Maka menurut Menag, apabila ada kelompok yang mengatasnamakan agama kemudian malah merendahkan nilai-nilai kemanusiaan, maka itu sudah masuk kategori ekstrim. Nah bila menemukan hal demikian, menurut Menag maka yang harus dilakukan adalah berusaha mengajak untuk kembali kepada cara beragama yang moderat.
“Watak agama itu merangkul. Dakwah itu mengajak, bukan memusuhi apalagi mengkafirkan. Bila menemui saudara kita yang memiliki pemahaman ekstrim, maka sudah menjadi kewajiban kita untuk mengajak mereka kepada wasathiyatul islam,” ujar Menag.
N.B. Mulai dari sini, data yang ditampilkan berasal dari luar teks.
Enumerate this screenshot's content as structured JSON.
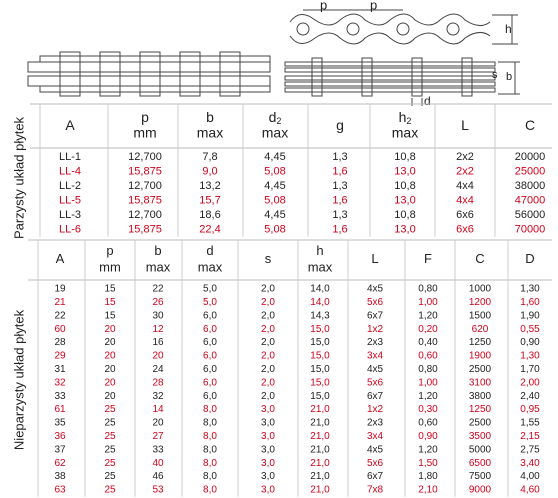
{
  "drawing": {
    "labels": [
      "p",
      "p",
      "h",
      "s",
      "b",
      "d"
    ]
  },
  "table1": {
    "side_label": "Parzysty układ płytek",
    "header": [
      {
        "main": "A"
      },
      {
        "main": "p",
        "unit": "mm"
      },
      {
        "main": "b",
        "unit": "max"
      },
      {
        "main": "d",
        "sub": "2",
        "unit": "max"
      },
      {
        "main": "g"
      },
      {
        "main": "h",
        "sub": "2",
        "unit": "max"
      },
      {
        "main": "L"
      },
      {
        "main": "C"
      }
    ],
    "rows": [
      {
        "color": "#222",
        "cells": [
          "LL-1",
          "12,700",
          "7,8",
          "4,45",
          "1,3",
          "10,8",
          "2x2",
          "20000"
        ]
      },
      {
        "color": "#d0021b",
        "cells": [
          "LL-4",
          "15,875",
          "9,0",
          "5,08",
          "1,6",
          "13,0",
          "2x2",
          "25000"
        ]
      },
      {
        "color": "#222",
        "cells": [
          "LL-2",
          "12,700",
          "13,2",
          "4,45",
          "1,3",
          "10,8",
          "4x4",
          "38000"
        ]
      },
      {
        "color": "#d0021b",
        "cells": [
          "LL-5",
          "15,875",
          "15,7",
          "5,08",
          "1,6",
          "13,0",
          "4x4",
          "47000"
        ]
      },
      {
        "color": "#222",
        "cells": [
          "LL-3",
          "12,700",
          "18,6",
          "4,45",
          "1,3",
          "10,8",
          "6x6",
          "56000"
        ]
      },
      {
        "color": "#d0021b",
        "cells": [
          "LL-6",
          "15,875",
          "22,4",
          "5,08",
          "1,6",
          "13,0",
          "6x6",
          "70000"
        ]
      }
    ]
  },
  "table2": {
    "side_label": "Nieparzysty układ płytek",
    "header": [
      {
        "main": "A"
      },
      {
        "main": "p",
        "unit": "mm"
      },
      {
        "main": "b",
        "unit": "max"
      },
      {
        "main": "d",
        "unit": "max"
      },
      {
        "main": "s"
      },
      {
        "main": "h",
        "unit": "max"
      },
      {
        "main": "L"
      },
      {
        "main": "F"
      },
      {
        "main": "C"
      },
      {
        "main": "D"
      }
    ],
    "rows": [
      {
        "color": "#222",
        "cells": [
          "19",
          "15",
          "22",
          "5,0",
          "2,0",
          "14,0",
          "4x5",
          "0,80",
          "1000",
          "1,30"
        ]
      },
      {
        "color": "#d0021b",
        "cells": [
          "21",
          "15",
          "26",
          "5,0",
          "2,0",
          "14,0",
          "5x6",
          "1,00",
          "1200",
          "1,60"
        ]
      },
      {
        "color": "#222",
        "cells": [
          "22",
          "15",
          "30",
          "6,0",
          "2,0",
          "14,3",
          "6x7",
          "1,20",
          "1500",
          "1,90"
        ]
      },
      {
        "color": "#d0021b",
        "cells": [
          "60",
          "20",
          "12",
          "6,0",
          "2,0",
          "15,0",
          "1x2",
          "0,20",
          "620",
          "0,55"
        ]
      },
      {
        "color": "#222",
        "cells": [
          "28",
          "20",
          "16",
          "6,0",
          "2,0",
          "15,0",
          "2x3",
          "0,40",
          "1250",
          "0,90"
        ]
      },
      {
        "color": "#d0021b",
        "cells": [
          "29",
          "20",
          "20",
          "6,0",
          "2,0",
          "15,0",
          "3x4",
          "0,60",
          "1900",
          "1,30"
        ]
      },
      {
        "color": "#222",
        "cells": [
          "31",
          "20",
          "24",
          "6,0",
          "2,0",
          "15,0",
          "4x5",
          "0,80",
          "2500",
          "1,70"
        ]
      },
      {
        "color": "#d0021b",
        "cells": [
          "32",
          "20",
          "28",
          "6,0",
          "2,0",
          "15,0",
          "5x6",
          "1,00",
          "3100",
          "2,00"
        ]
      },
      {
        "color": "#222",
        "cells": [
          "33",
          "20",
          "32",
          "6,0",
          "2,0",
          "15,0",
          "6x7",
          "1,20",
          "3800",
          "2,40"
        ]
      },
      {
        "color": "#d0021b",
        "cells": [
          "61",
          "25",
          "14",
          "8,0",
          "3,0",
          "21,0",
          "1x2",
          "0,30",
          "1250",
          "0,95"
        ]
      },
      {
        "color": "#222",
        "cells": [
          "35",
          "25",
          "20",
          "8,0",
          "3,0",
          "21,0",
          "2x3",
          "0,60",
          "2500",
          "1,55"
        ]
      },
      {
        "color": "#d0021b",
        "cells": [
          "36",
          "25",
          "27",
          "8,0",
          "3,0",
          "21,0",
          "3x4",
          "0,90",
          "3500",
          "2,15"
        ]
      },
      {
        "color": "#222",
        "cells": [
          "37",
          "25",
          "33",
          "8,0",
          "3,0",
          "21,0",
          "4x5",
          "1,20",
          "5000",
          "2,75"
        ]
      },
      {
        "color": "#d0021b",
        "cells": [
          "62",
          "25",
          "40",
          "8,0",
          "3,0",
          "21,0",
          "5x6",
          "1,50",
          "6500",
          "3,40"
        ]
      },
      {
        "color": "#222",
        "cells": [
          "38",
          "25",
          "46",
          "8,0",
          "3,0",
          "21,0",
          "6x7",
          "1,80",
          "7500",
          "4,00"
        ]
      },
      {
        "color": "#d0021b",
        "cells": [
          "63",
          "25",
          "53",
          "8,0",
          "3,0",
          "21,0",
          "7x8",
          "2,10",
          "9000",
          "4,60"
        ]
      }
    ]
  }
}
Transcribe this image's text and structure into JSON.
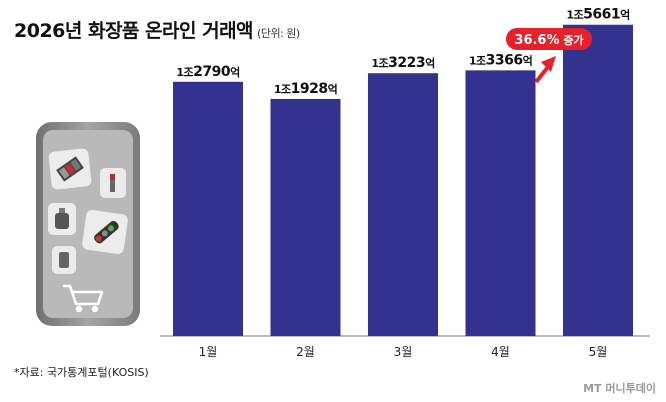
{
  "title": "2026년 화장품 온라인 거래액",
  "unit": "(단위: 원)",
  "source": "*자료: 국가통계포털(KOSIS)",
  "watermark": "MT 머니투데이",
  "annotation": {
    "text_bold": "36.6%",
    "text_rest": " 증가",
    "color": "#e8202a"
  },
  "colors": {
    "bar": "#33338f",
    "phone": "#8a8a8a",
    "tile": "#e9e9e9"
  },
  "chart_data": {
    "type": "bar",
    "categories": [
      "1월",
      "2월",
      "3월",
      "4월",
      "5월"
    ],
    "values": [
      12790,
      11928,
      13223,
      13366,
      15661
    ],
    "value_labels": [
      {
        "pre": "1조",
        "num": "2790",
        "post": "억"
      },
      {
        "pre": "1조",
        "num": "1928",
        "post": "억"
      },
      {
        "pre": "1조",
        "num": "3223",
        "post": "억"
      },
      {
        "pre": "1조",
        "num": "3366",
        "post": "억"
      },
      {
        "pre": "1조",
        "num": "5661",
        "post": "억"
      }
    ],
    "ylim": [
      0,
      16000
    ],
    "grid": false,
    "legend": "none"
  }
}
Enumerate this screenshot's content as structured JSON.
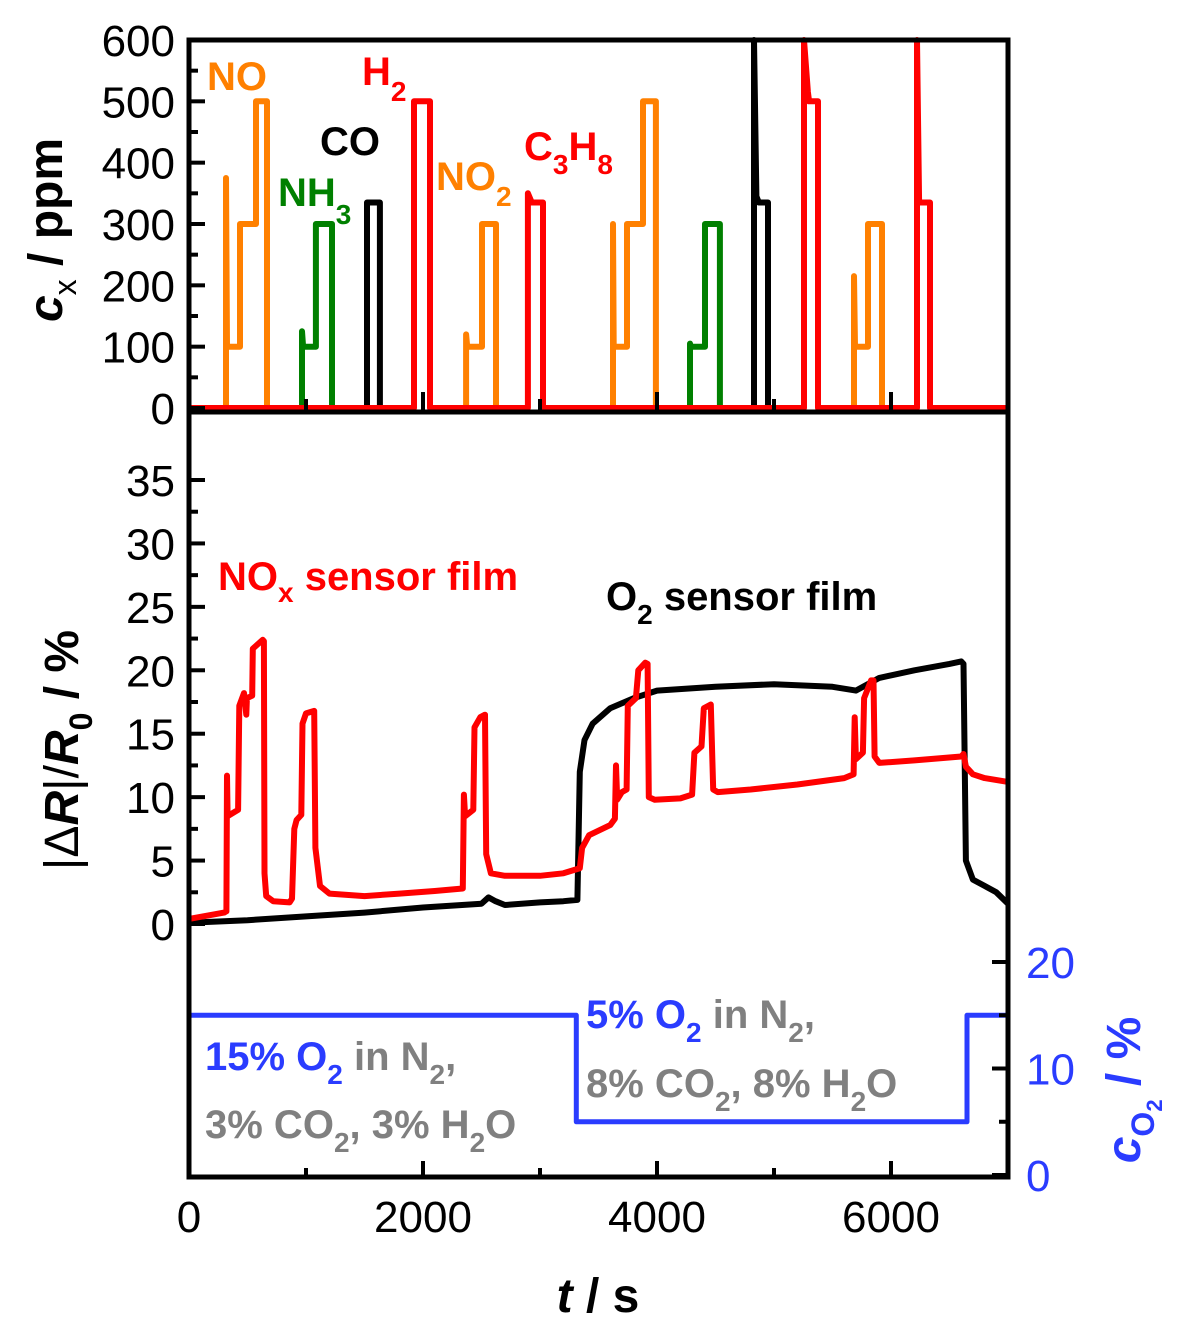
{
  "chart_data": [
    {
      "panel": "top",
      "type": "line",
      "ylabel": "c_x / ppm",
      "ylabel_parts": {
        "main": "c",
        "sub": "x",
        "rest": " / ppm"
      },
      "xlim": [
        0,
        7000
      ],
      "ylim": [
        0,
        600
      ],
      "yticks": [
        0,
        100,
        200,
        300,
        400,
        500,
        600
      ],
      "grid": false,
      "annotations": [
        {
          "id": "NO",
          "text": "NO",
          "sub": "",
          "color": "#ff8000"
        },
        {
          "id": "NH3",
          "text": "NH",
          "sub": "3",
          "color": "#008000"
        },
        {
          "id": "CO",
          "text": "CO",
          "sub": "",
          "color": "#000000"
        },
        {
          "id": "H2",
          "text": "H",
          "sub": "2",
          "color": "#ff0000"
        },
        {
          "id": "NO2",
          "text": "NO",
          "sub": "2",
          "color": "#ff8000"
        },
        {
          "id": "C3H8",
          "text": "C",
          "sub": "3",
          "text2": "H",
          "sub2": "8",
          "color": "#ff0000"
        }
      ],
      "series": [
        {
          "name": "NO",
          "color": "#ff8000",
          "points": [
            [
              316,
              0
            ],
            [
              316,
              375
            ],
            [
              325,
              100
            ],
            [
              436,
              100
            ],
            [
              436,
              300
            ],
            [
              573,
              300
            ],
            [
              573,
              500
            ],
            [
              667,
              500
            ],
            [
              667,
              0
            ]
          ]
        },
        {
          "name": "NO (repeat)",
          "color": "#ff8000",
          "points": [
            [
              3624,
              0
            ],
            [
              3624,
              300
            ],
            [
              3630,
              100
            ],
            [
              3744,
              100
            ],
            [
              3744,
              300
            ],
            [
              3880,
              300
            ],
            [
              3880,
              500
            ],
            [
              3991,
              500
            ],
            [
              3991,
              0
            ]
          ]
        },
        {
          "name": "NH3",
          "color": "#008000",
          "points": [
            [
              966,
              0
            ],
            [
              966,
              125
            ],
            [
              975,
              100
            ],
            [
              1085,
              100
            ],
            [
              1085,
              300
            ],
            [
              1222,
              300
            ],
            [
              1222,
              0
            ]
          ]
        },
        {
          "name": "NH3 (repeat)",
          "color": "#008000",
          "points": [
            [
              4282,
              0
            ],
            [
              4282,
              105
            ],
            [
              4290,
              100
            ],
            [
              4410,
              100
            ],
            [
              4410,
              300
            ],
            [
              4538,
              300
            ],
            [
              4538,
              0
            ]
          ]
        },
        {
          "name": "CO",
          "color": "#000000",
          "points": [
            [
              1521,
              0
            ],
            [
              1521,
              335
            ],
            [
              1632,
              335
            ],
            [
              1632,
              0
            ]
          ]
        },
        {
          "name": "CO (repeat)",
          "color": "#000000",
          "points": [
            [
              4829,
              0
            ],
            [
              4829,
              600
            ],
            [
              4850,
              345
            ],
            [
              4870,
              335
            ],
            [
              4949,
              335
            ],
            [
              4949,
              0
            ]
          ]
        },
        {
          "name": "NO2",
          "color": "#ff8000",
          "points": [
            [
              2368,
              0
            ],
            [
              2368,
              120
            ],
            [
              2378,
              100
            ],
            [
              2504,
              100
            ],
            [
              2504,
              300
            ],
            [
              2624,
              300
            ],
            [
              2624,
              0
            ]
          ]
        },
        {
          "name": "NO2 (repeat)",
          "color": "#ff8000",
          "points": [
            [
              5684,
              0
            ],
            [
              5684,
              215
            ],
            [
              5692,
              100
            ],
            [
              5803,
              100
            ],
            [
              5803,
              300
            ],
            [
              5923,
              300
            ],
            [
              5923,
              0
            ]
          ]
        },
        {
          "name": "H2 / C3H8 baseline",
          "color": "#ff0000",
          "points": [
            [
              0,
              0
            ],
            [
              1923,
              0
            ],
            [
              1923,
              500
            ],
            [
              2060,
              500
            ],
            [
              2060,
              0
            ],
            [
              2897,
              0
            ],
            [
              2897,
              350
            ],
            [
              2930,
              335
            ],
            [
              3026,
              335
            ],
            [
              3026,
              0
            ],
            [
              5256,
              0
            ],
            [
              5256,
              600
            ],
            [
              5290,
              515
            ],
            [
              5300,
              500
            ],
            [
              5376,
              500
            ],
            [
              5376,
              0
            ],
            [
              6222,
              0
            ],
            [
              6222,
              600
            ],
            [
              6240,
              335
            ],
            [
              6333,
              335
            ],
            [
              6333,
              0
            ],
            [
              7000,
              0
            ]
          ]
        }
      ]
    },
    {
      "panel": "bottom",
      "type": "line",
      "ylabel": "|ΔR|/R0 / %",
      "ylabel_parts": {
        "pre": "|Δ",
        "R": "R",
        "mid": "|/",
        "R2": "R",
        "sub": "0",
        "rest": " / %"
      },
      "xlabel": "t / s",
      "xlabel_parts": {
        "t": "t",
        "rest": " / s"
      },
      "xlim": [
        0,
        7000
      ],
      "xticks": [
        0,
        2000,
        4000,
        6000
      ],
      "ylim": [
        0,
        35
      ],
      "yticks": [
        0,
        5,
        10,
        15,
        20,
        25,
        30,
        35
      ],
      "grid": false,
      "annotations": [
        {
          "id": "nox-film",
          "text": "NO",
          "sub": "x",
          "rest": " sensor film",
          "color": "#ff0000"
        },
        {
          "id": "o2-film",
          "text": "O",
          "sub": "2",
          "rest": " sensor film",
          "color": "#000000"
        }
      ],
      "series": [
        {
          "name": "NOx sensor film",
          "color": "#ff0000",
          "points": [
            [
              0,
              0.4
            ],
            [
              300,
              0.9
            ],
            [
              320,
              1.0
            ],
            [
              325,
              11.7
            ],
            [
              330,
              8.5
            ],
            [
              420,
              9.0
            ],
            [
              430,
              17.2
            ],
            [
              470,
              18.2
            ],
            [
              490,
              16.5
            ],
            [
              495,
              17.8
            ],
            [
              540,
              18.0
            ],
            [
              545,
              21.7
            ],
            [
              630,
              22.4
            ],
            [
              640,
              22.3
            ],
            [
              645,
              4.0
            ],
            [
              660,
              2.2
            ],
            [
              720,
              1.8
            ],
            [
              860,
              1.7
            ],
            [
              880,
              2.0
            ],
            [
              900,
              7.5
            ],
            [
              920,
              8.2
            ],
            [
              960,
              8.6
            ],
            [
              970,
              15.8
            ],
            [
              1000,
              16.6
            ],
            [
              1070,
              16.8
            ],
            [
              1080,
              6.0
            ],
            [
              1120,
              3.0
            ],
            [
              1200,
              2.4
            ],
            [
              1500,
              2.2
            ],
            [
              1800,
              2.4
            ],
            [
              2100,
              2.6
            ],
            [
              2340,
              2.8
            ],
            [
              2350,
              10.2
            ],
            [
              2360,
              8.5
            ],
            [
              2430,
              9.0
            ],
            [
              2440,
              15.5
            ],
            [
              2490,
              16.3
            ],
            [
              2530,
              16.5
            ],
            [
              2540,
              5.5
            ],
            [
              2580,
              4.0
            ],
            [
              2700,
              3.8
            ],
            [
              3000,
              3.8
            ],
            [
              3200,
              4.0
            ],
            [
              3340,
              4.4
            ],
            [
              3360,
              6.0
            ],
            [
              3420,
              7.0
            ],
            [
              3600,
              7.8
            ],
            [
              3640,
              8.3
            ],
            [
              3650,
              12.5
            ],
            [
              3660,
              9.8
            ],
            [
              3700,
              10.4
            ],
            [
              3740,
              10.6
            ],
            [
              3750,
              17.2
            ],
            [
              3820,
              17.8
            ],
            [
              3840,
              20.0
            ],
            [
              3900,
              20.6
            ],
            [
              3920,
              20.5
            ],
            [
              3930,
              10.0
            ],
            [
              3980,
              9.8
            ],
            [
              4200,
              9.9
            ],
            [
              4300,
              10.2
            ],
            [
              4320,
              13.5
            ],
            [
              4380,
              14.0
            ],
            [
              4400,
              17.0
            ],
            [
              4460,
              17.3
            ],
            [
              4480,
              10.6
            ],
            [
              4520,
              10.4
            ],
            [
              4800,
              10.6
            ],
            [
              5200,
              11.0
            ],
            [
              5600,
              11.5
            ],
            [
              5680,
              11.8
            ],
            [
              5690,
              16.3
            ],
            [
              5700,
              13.0
            ],
            [
              5760,
              13.5
            ],
            [
              5770,
              17.8
            ],
            [
              5830,
              19.2
            ],
            [
              5850,
              19.2
            ],
            [
              5860,
              13.2
            ],
            [
              5900,
              12.7
            ],
            [
              6200,
              12.9
            ],
            [
              6600,
              13.2
            ],
            [
              6620,
              13.4
            ],
            [
              6640,
              12.4
            ],
            [
              6700,
              11.8
            ],
            [
              6800,
              11.5
            ],
            [
              7000,
              11.2
            ]
          ]
        },
        {
          "name": "O2 sensor film",
          "color": "#000000",
          "points": [
            [
              0,
              0.1
            ],
            [
              500,
              0.3
            ],
            [
              1000,
              0.6
            ],
            [
              1500,
              0.9
            ],
            [
              2000,
              1.3
            ],
            [
              2500,
              1.6
            ],
            [
              2560,
              2.1
            ],
            [
              2620,
              1.8
            ],
            [
              2700,
              1.5
            ],
            [
              3000,
              1.7
            ],
            [
              3200,
              1.8
            ],
            [
              3320,
              1.9
            ],
            [
              3340,
              12.0
            ],
            [
              3380,
              14.5
            ],
            [
              3450,
              15.8
            ],
            [
              3600,
              17.0
            ],
            [
              3800,
              17.8
            ],
            [
              4000,
              18.4
            ],
            [
              4500,
              18.7
            ],
            [
              5000,
              18.9
            ],
            [
              5500,
              18.7
            ],
            [
              5700,
              18.4
            ],
            [
              5900,
              19.4
            ],
            [
              6200,
              20.0
            ],
            [
              6500,
              20.5
            ],
            [
              6600,
              20.7
            ],
            [
              6620,
              20.5
            ],
            [
              6640,
              5.0
            ],
            [
              6700,
              3.5
            ],
            [
              6800,
              3.0
            ],
            [
              6900,
              2.5
            ],
            [
              7000,
              1.6
            ]
          ]
        }
      ]
    },
    {
      "panel": "bottom-right",
      "type": "line",
      "ylabel": "c_O2 / %",
      "ylabel_parts": {
        "main": "c",
        "sub": "O",
        "subsub": "2",
        "rest": " / %"
      },
      "ylim": [
        0,
        20
      ],
      "yticks": [
        0,
        10,
        20
      ],
      "color": "#2a3cff",
      "annotations": [
        {
          "id": "phase1-line1",
          "o2": "15% O",
          "o2sub": "2",
          "gas": " in N",
          "gassub": "2",
          "tail": ","
        },
        {
          "id": "phase1-line2",
          "co2": "3% CO",
          "co2sub": "2",
          "mid": ", 3% H",
          "h2osub": "2",
          "tail": "O"
        },
        {
          "id": "phase2-line1",
          "o2": "5% O",
          "o2sub": "2",
          "gas": " in N",
          "gassub": "2",
          "tail": ","
        },
        {
          "id": "phase2-line2",
          "co2": "8% CO",
          "co2sub": "2",
          "mid": ", 8% H",
          "h2osub": "2",
          "tail": "O"
        }
      ],
      "series": [
        {
          "name": "O2 concentration",
          "color": "#2a3cff",
          "points": [
            [
              0,
              15
            ],
            [
              3310,
              15
            ],
            [
              3310,
              5
            ],
            [
              6650,
              5
            ],
            [
              6650,
              15
            ],
            [
              7000,
              15
            ]
          ]
        }
      ]
    }
  ]
}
Kedua, kesepakatan. Ketika ada paham keagamaan justru merusak kesepakatan bersama maka ini telah berlebihan. Dalam konteks indonesia, kesepakatan bersama kita adalah Pancasila. “Apa bila merasa tidak sesuai atau ingin mengganti kesepakatan , maka mari kita tempuh cara-cara yang telah kita sepakati bersama. Jangan sampai atas nama agama, kita meruntuhkan kesepakatan yang telah disepakati bersama,” pesan Menag.
Ketiga, ketertiban umum. Lagi-lagi, menurut Menag, seluruh maqasidus syariah itu selain menjaga nilai-nilai kemanusiaan juga menciptakan ketertiban umum. Menag menambahkan Islam itu sangat menjunjung tinggi ketertiban umum, karena itu adalah prasyarat terwujudnya kedamaian. “Jadi ketika ada paham keagamaan yang menimbulkan ancaman bagi ketertiban umum, maka itu sudah berlebihan,” kata Menag.
Dengan tiga parameter tersebut, Menag mengajak para santri untuk menyikapi perbedaan yang ada dengan bijak. Bukan hanya perbedaan antar agama, bahkan menyikapi perbedaan paham dalam satu agama pun harus bijak. "Apapun pahamnya, selama tidak mengusik tiga hal tadi, kemanusiaan, kesepakatan, dan ketertiban umum, kita harus tetap menghargainya," tukas Menag.
Akhirnya, Menag berpesan kepada para santri untuk menebarkan kedamaian dengan rasa cinta. “Kita ingin menebarkan kedamaian, tentu harus dengan rasa cinta. Bagaimana mungkin kita bisa menebarkan kedamaian dengan amarah. Bahkan ajaran agama itu bukan paksaan," pesannya.